OpenVPN manual states that it will trust any certificate that is descendant of the CA certificate you configured in it. So, to really separate VPNs you omit root certificate from all configurations. It won't be used anywhere, adds no value or benefit, so why bother maintaining it? Just take EasyRSA and create an separate and independent "root, single-level" CA for each VPN.
I don't know why you listed port 443 here; it is rarely used for OpenVPN because it is well known HTTPS port and often is occupied, so when it's used it's often tricky configurations involving port-share
. For that case, sslh
is superior, at least because you can use its "transparent mode" for daemons to see the real IP of the remote and not bother with the way OpenVPNs makes that information avaliable. Though I doubt you need this peculiarity for your project. Other than that, you can really use arbitrary port numbers. 1194 is listed as "official" but nothing forbids you from setting 11941 or 1195 or 5000 (which was suggested fifteen years ago) or anything else. Pick a set of ports, let's say staring with 1194 and up, and just add one for each successive VPN instance.

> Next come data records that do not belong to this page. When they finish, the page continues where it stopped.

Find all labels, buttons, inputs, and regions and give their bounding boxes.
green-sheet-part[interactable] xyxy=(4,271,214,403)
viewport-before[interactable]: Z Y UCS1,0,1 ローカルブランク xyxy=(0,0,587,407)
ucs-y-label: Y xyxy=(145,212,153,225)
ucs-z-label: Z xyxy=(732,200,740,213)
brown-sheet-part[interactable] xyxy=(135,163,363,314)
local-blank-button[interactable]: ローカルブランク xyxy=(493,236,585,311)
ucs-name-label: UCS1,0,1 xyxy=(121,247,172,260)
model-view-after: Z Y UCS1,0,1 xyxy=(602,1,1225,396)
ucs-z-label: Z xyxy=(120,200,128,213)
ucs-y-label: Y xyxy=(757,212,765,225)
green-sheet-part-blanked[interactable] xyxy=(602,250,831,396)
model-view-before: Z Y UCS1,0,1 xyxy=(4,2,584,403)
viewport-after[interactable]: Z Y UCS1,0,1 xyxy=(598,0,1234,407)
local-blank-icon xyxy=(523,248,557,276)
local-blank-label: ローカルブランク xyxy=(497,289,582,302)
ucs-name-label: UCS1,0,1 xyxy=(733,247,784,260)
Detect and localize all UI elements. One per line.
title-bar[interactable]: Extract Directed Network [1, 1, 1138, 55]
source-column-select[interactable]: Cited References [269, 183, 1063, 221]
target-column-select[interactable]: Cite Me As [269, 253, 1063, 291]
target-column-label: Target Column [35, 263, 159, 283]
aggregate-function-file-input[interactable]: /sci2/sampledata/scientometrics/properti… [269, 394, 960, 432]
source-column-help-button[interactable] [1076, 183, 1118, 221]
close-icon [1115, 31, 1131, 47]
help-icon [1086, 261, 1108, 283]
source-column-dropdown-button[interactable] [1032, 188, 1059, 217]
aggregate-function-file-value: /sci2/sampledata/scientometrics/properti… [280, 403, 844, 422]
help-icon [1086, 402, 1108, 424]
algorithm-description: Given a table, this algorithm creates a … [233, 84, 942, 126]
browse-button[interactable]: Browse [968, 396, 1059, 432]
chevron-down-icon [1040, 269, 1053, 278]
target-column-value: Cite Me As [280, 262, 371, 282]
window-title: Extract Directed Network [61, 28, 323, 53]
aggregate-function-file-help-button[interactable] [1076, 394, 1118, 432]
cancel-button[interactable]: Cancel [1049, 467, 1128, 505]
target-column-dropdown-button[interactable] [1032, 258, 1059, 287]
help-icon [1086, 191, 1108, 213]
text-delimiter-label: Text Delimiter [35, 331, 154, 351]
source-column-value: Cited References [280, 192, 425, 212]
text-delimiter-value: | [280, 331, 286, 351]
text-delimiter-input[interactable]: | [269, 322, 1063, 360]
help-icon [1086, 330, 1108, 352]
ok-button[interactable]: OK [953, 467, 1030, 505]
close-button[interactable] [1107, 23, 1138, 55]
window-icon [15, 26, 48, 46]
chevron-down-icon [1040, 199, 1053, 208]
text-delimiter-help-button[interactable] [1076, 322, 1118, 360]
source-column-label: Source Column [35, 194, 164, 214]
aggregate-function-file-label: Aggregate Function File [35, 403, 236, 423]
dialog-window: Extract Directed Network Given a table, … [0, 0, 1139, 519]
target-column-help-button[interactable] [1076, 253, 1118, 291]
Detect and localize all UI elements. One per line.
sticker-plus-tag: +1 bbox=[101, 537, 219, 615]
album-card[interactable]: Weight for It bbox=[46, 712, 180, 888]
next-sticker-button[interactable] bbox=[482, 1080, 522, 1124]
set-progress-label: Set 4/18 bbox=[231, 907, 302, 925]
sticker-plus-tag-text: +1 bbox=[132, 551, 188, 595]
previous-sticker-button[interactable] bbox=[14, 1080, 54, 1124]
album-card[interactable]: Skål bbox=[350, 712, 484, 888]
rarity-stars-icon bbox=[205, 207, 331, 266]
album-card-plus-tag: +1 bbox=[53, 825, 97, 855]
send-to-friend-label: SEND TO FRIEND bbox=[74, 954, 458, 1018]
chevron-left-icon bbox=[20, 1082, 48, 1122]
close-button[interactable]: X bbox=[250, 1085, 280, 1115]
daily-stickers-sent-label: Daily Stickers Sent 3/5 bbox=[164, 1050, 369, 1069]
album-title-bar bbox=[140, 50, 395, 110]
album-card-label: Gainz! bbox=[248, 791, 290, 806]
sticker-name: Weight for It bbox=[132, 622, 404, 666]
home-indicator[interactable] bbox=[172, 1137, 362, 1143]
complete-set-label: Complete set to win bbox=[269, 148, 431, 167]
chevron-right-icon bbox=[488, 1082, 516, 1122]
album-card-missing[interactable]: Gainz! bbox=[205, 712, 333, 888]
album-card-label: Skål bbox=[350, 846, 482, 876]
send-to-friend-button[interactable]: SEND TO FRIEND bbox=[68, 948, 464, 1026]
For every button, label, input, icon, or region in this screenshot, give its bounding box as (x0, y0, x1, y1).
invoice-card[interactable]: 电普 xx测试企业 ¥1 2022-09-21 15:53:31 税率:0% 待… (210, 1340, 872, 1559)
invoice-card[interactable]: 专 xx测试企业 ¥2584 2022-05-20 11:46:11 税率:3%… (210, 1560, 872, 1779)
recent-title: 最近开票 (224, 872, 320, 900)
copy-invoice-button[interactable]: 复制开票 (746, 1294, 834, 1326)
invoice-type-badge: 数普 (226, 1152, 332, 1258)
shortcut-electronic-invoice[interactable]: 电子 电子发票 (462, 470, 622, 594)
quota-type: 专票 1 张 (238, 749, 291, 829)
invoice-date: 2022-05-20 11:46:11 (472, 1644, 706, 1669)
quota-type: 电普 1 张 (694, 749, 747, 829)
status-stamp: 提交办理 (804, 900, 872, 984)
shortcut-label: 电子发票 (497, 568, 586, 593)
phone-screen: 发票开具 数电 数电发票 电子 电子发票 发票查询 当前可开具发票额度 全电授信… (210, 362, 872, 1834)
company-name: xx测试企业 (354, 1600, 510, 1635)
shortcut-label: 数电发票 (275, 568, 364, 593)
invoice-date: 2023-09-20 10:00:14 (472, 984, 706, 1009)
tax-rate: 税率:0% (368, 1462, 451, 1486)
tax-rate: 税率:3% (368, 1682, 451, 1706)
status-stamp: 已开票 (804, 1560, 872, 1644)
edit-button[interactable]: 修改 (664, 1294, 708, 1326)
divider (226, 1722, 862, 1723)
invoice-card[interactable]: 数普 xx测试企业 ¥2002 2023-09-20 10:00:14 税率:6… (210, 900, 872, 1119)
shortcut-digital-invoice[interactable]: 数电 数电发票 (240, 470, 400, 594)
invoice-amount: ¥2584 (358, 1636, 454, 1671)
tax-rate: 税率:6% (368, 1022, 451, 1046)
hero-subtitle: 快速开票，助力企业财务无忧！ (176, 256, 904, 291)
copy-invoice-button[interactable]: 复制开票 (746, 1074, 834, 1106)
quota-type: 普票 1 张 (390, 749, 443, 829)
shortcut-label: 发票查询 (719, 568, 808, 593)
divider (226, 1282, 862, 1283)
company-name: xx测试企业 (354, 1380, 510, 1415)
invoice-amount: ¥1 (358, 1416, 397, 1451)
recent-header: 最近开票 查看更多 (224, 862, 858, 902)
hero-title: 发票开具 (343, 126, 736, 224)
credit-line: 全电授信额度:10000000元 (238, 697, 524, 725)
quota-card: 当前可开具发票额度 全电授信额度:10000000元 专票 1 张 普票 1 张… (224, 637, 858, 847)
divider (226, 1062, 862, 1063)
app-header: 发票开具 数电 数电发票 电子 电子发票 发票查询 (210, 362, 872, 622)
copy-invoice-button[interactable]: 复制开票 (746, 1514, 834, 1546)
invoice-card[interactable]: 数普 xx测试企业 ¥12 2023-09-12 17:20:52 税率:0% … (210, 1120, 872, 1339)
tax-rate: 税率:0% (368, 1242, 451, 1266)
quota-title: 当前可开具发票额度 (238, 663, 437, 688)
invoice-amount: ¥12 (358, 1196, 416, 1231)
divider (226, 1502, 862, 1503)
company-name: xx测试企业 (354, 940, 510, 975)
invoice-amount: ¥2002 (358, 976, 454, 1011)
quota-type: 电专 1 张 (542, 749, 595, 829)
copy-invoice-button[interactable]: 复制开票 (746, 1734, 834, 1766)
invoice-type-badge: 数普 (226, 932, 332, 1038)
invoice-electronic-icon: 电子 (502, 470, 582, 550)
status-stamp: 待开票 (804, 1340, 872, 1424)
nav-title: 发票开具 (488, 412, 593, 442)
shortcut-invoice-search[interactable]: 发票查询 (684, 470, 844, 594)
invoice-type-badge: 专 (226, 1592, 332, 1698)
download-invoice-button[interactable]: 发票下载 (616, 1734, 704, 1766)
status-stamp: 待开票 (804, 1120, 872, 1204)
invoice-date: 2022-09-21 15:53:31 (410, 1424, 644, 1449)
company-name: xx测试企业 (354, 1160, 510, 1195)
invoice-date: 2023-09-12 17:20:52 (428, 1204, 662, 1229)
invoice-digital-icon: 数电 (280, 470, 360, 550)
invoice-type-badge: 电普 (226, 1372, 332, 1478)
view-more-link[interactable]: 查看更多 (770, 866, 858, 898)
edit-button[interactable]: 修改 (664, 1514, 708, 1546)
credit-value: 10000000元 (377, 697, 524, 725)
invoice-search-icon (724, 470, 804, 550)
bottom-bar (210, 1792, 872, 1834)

The rest is correct: you use separate (public) ports for independent daemons, and run them as separate SystemD units. Consider separate containers for different VPNs: while it's possible to run separate VPN instances in the single namespace, it is easier and less error-prone to just do split them (and not much more resource consuming). As I understood, your customers are unrelated entities, so this would be more straightforward way separate them. In that case VPN configurations inside containers may use the default port, but you'll forward (publish) different ports for them.
Designate some system solely for managing VPNs; it will store your CAs and only it can therefore issue certificates. That system will be also needed to to issue CRLs; by default CRLs live for 30 days, and if you configure crl-verify
(you will!), when the CRL expires the VPN will stop accepting new connections until it is valid again. So what you really need to automate is CRL reissuance and distribution. When updating the CRL file you don't need to reload the daemon, so simple scp
to the target system over the old file is enough.
It is useful to create a OpenVPN client configuration file template and generate client configurations with embedded certificates from that template; that saved me much time even without Ansible. I often customize bundled openssl.cnf
and vars
files to add several fields and remove unused, and to reorganize things and for it to run with less questions (or with no questions, for batch-processing). For your case it may be useful to have such templates and generation scripts for creating new VPNs and server configurations too. Such templates, scripts and customisations will be useful for Ansible playbooks that instantiate new customer or new IoT device of an existing customer. For the latter, it may be nice to tie certificate's CN to the serial number of the IoT device, which should simplify accounting.